Grace Murray Hopper joined Eckert and Mauchly’s fledgling UNIVAC company to develop an instruction code for the machine in 1951. She devised the term “automatic programming” to describe her work. [7] Hopper became a tireless proselytiser for the concept of automatic programming. Her work led directly to the development of FORTRAN (“FORmula TRANslator”), the world’s first true computer language. FORTRAN was developed in the mid-50s by an IBM development team led by a young researcher named John Backus. The first version of FORTRAN was released in 1954.

FORTRAN enabled people to program computers using simple English-like instructions and mathematical formulas. It led to a number of other languages, the most successful of which was COBOL (Common Business-Oriented Language), initially developed by the US government Committee on Data Systems and Languages (CODASYL) and strongly promoted by Grace Hopper. COBOL and FORTRAN dominated programming until the late 1970s. Other languages, such as ALGOL (Algorithmic Language), PL/1 (programming language 1), RPG (Report Program Generator) and BASIC (Beginner’s All- purpose Symbolic Instruction Code) also became popular, inspired by the success of FORTRAN and COBOL.

These languages became known as 3GLs (third-generation programming language), so called because they were an evolution from the first and second generations of computer language – machine code and assembler. Some people wrote bits of applications in those more efficient but much more cryptic languages, but the English-like syntax of the 3GLs made them easier to learn and much more popular.

Not only did they not have programming languages, early computers also did not have operating systems. Every function had to be separately programmed, and in the early days there was no distinction between systems and applications software. Programming languages such as FORTRAN and COBOL greatly improved general programming functions, but the task of handling machine-specific functions such as control of peripherals was still left up to individual programmers.

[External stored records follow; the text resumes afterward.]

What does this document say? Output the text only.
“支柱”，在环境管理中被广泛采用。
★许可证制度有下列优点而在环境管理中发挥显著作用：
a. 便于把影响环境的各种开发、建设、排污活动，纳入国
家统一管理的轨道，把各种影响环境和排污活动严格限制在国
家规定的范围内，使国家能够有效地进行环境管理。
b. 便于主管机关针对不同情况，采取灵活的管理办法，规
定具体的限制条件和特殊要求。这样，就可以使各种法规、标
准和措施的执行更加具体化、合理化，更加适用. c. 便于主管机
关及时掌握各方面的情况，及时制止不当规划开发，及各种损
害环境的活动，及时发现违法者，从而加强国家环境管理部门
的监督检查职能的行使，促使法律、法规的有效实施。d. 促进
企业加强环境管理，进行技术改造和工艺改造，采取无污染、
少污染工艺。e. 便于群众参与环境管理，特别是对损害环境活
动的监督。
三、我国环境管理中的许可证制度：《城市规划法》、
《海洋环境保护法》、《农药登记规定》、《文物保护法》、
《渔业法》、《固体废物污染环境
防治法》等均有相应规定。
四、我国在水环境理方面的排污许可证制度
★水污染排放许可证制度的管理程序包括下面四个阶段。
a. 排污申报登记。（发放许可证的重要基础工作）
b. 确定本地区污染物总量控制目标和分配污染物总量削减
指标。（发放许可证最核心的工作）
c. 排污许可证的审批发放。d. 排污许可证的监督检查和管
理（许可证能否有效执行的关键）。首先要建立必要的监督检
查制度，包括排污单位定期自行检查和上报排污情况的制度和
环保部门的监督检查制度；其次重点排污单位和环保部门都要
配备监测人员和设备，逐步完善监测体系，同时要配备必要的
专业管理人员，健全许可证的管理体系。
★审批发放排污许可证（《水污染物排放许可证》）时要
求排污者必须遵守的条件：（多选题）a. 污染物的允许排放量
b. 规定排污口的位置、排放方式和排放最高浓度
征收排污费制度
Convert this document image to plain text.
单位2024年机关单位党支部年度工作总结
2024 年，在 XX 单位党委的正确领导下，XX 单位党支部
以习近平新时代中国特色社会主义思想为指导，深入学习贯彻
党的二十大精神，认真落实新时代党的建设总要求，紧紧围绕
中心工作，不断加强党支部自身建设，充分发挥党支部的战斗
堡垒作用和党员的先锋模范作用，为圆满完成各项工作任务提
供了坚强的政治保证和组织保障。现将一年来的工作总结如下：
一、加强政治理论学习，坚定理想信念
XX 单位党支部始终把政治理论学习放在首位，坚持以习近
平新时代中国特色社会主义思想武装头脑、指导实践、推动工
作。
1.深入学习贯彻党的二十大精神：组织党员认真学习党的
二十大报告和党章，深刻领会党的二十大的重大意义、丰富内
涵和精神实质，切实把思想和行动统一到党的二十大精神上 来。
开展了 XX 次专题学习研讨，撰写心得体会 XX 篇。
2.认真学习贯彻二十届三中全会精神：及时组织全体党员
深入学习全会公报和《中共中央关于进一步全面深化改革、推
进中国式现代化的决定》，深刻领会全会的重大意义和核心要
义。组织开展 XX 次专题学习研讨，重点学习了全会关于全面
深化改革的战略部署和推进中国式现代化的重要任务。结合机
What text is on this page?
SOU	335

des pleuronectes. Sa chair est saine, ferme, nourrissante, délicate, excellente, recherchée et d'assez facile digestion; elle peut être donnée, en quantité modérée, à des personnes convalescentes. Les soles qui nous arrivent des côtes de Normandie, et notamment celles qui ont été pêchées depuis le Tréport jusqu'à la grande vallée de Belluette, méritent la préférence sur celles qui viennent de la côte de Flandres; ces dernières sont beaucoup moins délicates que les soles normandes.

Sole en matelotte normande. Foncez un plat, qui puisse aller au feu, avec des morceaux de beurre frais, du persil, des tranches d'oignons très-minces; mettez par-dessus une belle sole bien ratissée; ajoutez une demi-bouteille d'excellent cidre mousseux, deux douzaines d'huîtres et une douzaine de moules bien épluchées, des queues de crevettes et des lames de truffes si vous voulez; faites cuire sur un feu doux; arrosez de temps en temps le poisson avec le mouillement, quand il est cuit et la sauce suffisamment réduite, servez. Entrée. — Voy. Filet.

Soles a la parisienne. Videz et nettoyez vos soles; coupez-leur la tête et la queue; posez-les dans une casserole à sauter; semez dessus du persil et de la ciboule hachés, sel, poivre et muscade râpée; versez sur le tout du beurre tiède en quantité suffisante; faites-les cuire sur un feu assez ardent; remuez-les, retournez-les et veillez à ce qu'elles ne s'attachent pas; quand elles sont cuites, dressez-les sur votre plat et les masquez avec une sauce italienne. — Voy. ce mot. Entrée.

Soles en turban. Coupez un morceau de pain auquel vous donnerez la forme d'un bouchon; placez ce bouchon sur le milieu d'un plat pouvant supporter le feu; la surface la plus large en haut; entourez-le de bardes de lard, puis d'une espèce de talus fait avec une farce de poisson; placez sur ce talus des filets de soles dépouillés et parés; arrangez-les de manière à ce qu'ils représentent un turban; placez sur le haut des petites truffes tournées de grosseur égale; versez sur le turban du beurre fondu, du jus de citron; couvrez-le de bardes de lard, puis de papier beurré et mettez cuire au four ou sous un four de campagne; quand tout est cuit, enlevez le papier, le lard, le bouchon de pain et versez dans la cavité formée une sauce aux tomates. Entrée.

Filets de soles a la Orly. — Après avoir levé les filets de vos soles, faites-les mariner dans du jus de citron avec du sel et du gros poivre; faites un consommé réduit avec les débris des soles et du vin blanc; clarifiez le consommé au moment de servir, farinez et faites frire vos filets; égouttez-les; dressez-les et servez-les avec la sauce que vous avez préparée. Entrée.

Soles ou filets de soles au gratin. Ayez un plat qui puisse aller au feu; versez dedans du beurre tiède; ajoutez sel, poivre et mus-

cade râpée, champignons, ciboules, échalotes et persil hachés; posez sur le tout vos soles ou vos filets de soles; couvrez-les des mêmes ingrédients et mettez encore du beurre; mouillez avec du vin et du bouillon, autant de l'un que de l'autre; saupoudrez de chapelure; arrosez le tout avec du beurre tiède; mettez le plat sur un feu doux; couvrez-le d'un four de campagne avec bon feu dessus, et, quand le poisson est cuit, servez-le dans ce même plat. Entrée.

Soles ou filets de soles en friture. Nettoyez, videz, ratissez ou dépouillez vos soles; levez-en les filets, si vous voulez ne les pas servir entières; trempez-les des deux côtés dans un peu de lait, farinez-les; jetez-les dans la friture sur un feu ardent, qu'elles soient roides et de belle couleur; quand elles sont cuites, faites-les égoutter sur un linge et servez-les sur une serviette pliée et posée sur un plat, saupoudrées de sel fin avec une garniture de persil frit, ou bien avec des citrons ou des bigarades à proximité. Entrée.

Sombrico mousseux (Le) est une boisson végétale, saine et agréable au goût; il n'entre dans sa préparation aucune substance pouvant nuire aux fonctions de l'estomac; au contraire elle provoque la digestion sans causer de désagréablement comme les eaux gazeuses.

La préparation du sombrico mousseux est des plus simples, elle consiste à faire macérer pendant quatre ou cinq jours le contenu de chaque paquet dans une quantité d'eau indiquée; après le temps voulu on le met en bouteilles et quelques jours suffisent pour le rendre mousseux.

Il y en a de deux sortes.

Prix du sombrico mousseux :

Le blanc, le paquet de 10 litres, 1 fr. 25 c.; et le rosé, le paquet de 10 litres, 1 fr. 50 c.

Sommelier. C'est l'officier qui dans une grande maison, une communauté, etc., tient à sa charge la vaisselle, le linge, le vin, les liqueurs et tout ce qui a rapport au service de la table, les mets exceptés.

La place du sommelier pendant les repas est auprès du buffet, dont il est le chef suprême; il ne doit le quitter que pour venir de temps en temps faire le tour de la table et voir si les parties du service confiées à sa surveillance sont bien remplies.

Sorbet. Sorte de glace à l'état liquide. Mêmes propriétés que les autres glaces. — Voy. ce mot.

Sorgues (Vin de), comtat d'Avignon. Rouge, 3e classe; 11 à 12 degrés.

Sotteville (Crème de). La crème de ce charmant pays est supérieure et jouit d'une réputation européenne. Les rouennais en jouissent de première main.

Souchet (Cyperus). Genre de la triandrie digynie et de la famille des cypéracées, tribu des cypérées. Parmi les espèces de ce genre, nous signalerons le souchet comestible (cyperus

Most of the innovative early work on what we now call operating systems was done by individual users.[8] The first true operating system is generally agreed to be MAD (Michigan Algorithmic Decoder), developed at the University of Michigan in 1959. MAD was based on the ALGOL 3GL, and was designed to handle the various details of running a computer that were so tedious to code separately. [9] But the concept of the operating system was still largely unknown, until the momentous development of IBM’s S/360.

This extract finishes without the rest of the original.